= Stuart Canin =

American violinist and conductor (born 1926)

Stuart Canin (born April 5, 1926) is an American violinist and conductor. On December 30, 1936, at the age of 10, he performed on the Fred Allen radio hour. Afterwards, Fred Allen remarked "... a little fellow in the 5th grade, and already plays better than Jack Benny." This was the first volley in the famous Benny-Allen feud.

As an American GI, he performed for President Harry Truman, Winston Churchill, and Joseph Stalin at the Potsdam Conference. In 1959, he became the first American violinist to win the Paganini Competition.

==Life and career==
Canin was born in New York City in 1926. He studied with Ivan Galamian at the Juilliard School. He taught music at the University of Iowa and Oberlin Conservatory, then served as concertmaster of the San Francisco Symphony (where he was appointed by Seiji Ozawa), the San Francisco Opera, and, from 2000-2010, of the Los Angeles Opera. When he retired from the LA Opera, its Artistic Director Plácido Domingo and Music Director James Conlon announced the endowment of a permanent "Stuart Canin Concertmaster Chair".

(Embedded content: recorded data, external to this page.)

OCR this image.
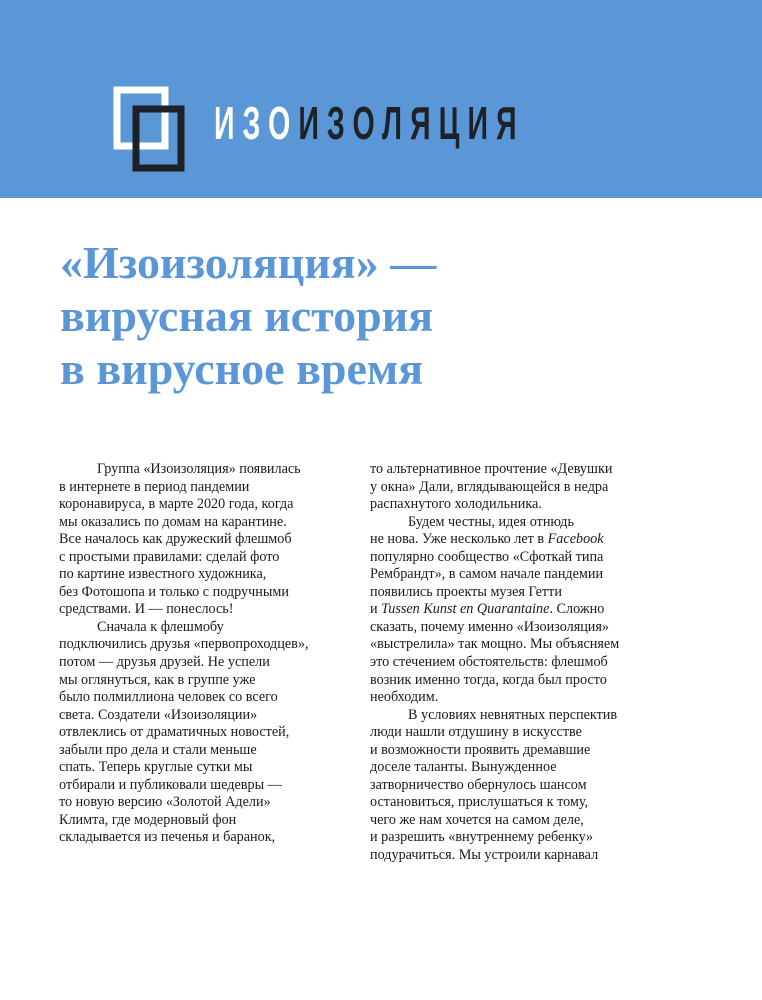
ИЗОИЗОЛЯЦИЯ
«Изоизоляция» —
вирусная история
в вирусное время
Группа «Изоизоляция» появилась
в интернете в период пандемии
коронавируса, в марте 2020 года, когда
мы оказались по домам на карантине.
Все началось как дружеский флешмоб
с простыми правилами: сделай фото
по картине известного художника,
без Фотошопа и только с подручными
средствами. И — понеслось!
Сначала к флешмобу
подключились друзья «первопроходцев»,
потом — друзья друзей. Не успели
мы оглянуться, как в группе уже
было полмиллиона человек со всего
света. Создатели «Изоизоляции»
отвлеклись от драматичных новостей,
забыли про дела и стали меньше
спать. Теперь круглые сутки мы
отбирали и публиковали шедевры —
то новую версию «Золотой Адели»
Климта, где модерновый фон
складывается из печенья и баранок,
то альтернативное прочтение «Девушки
у окна» Дали, вглядывающейся в недра
распахнутого холодильника.
Будем честны, идея отнюдь
не нова. Уже несколько лет в Facebook
популярно сообщество «Сфоткай типа
Рембрандт», в самом начале пандемии
появились проекты музея Гетти
и Tussen Kunst en Quarantaine. Сложно
сказать, почему именно «Изоизоляция»
«выстрелила» так мощно. Мы объясняем
это стечением обстоятельств: флешмоб
возник именно тогда, когда был просто
необходим.
В условиях невнятных перспектив
люди нашли отдушину в искусстве
и возможности проявить дремавшие
доселе таланты. Вынужденное
затворничество обернулось шансом
остановиться, прислушаться к тому,
чего же нам хочется на самом деле,
и разрешить «внутреннему ребенку»
подурачиться. Мы устроили карнавал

Canin was a founding member of the New Century Chamber Orchestra and served as its first Music Director, from 1992-1999.

Canin has also done studio work in Hollywood, including a violin-playing and speaking part in the Robert Altman film Short Cuts and violin work in film soundtracks, including Forrest Gump, Jurassic Park, and Schindler's List. He and his time in the army is featured in the documentary short The Rifleman's Violin. He also did studio work as a violinist for Paula Abdul.

Canin has two sons, both of whom are medical doctors: Aram Canin and novelist Ethan Canin.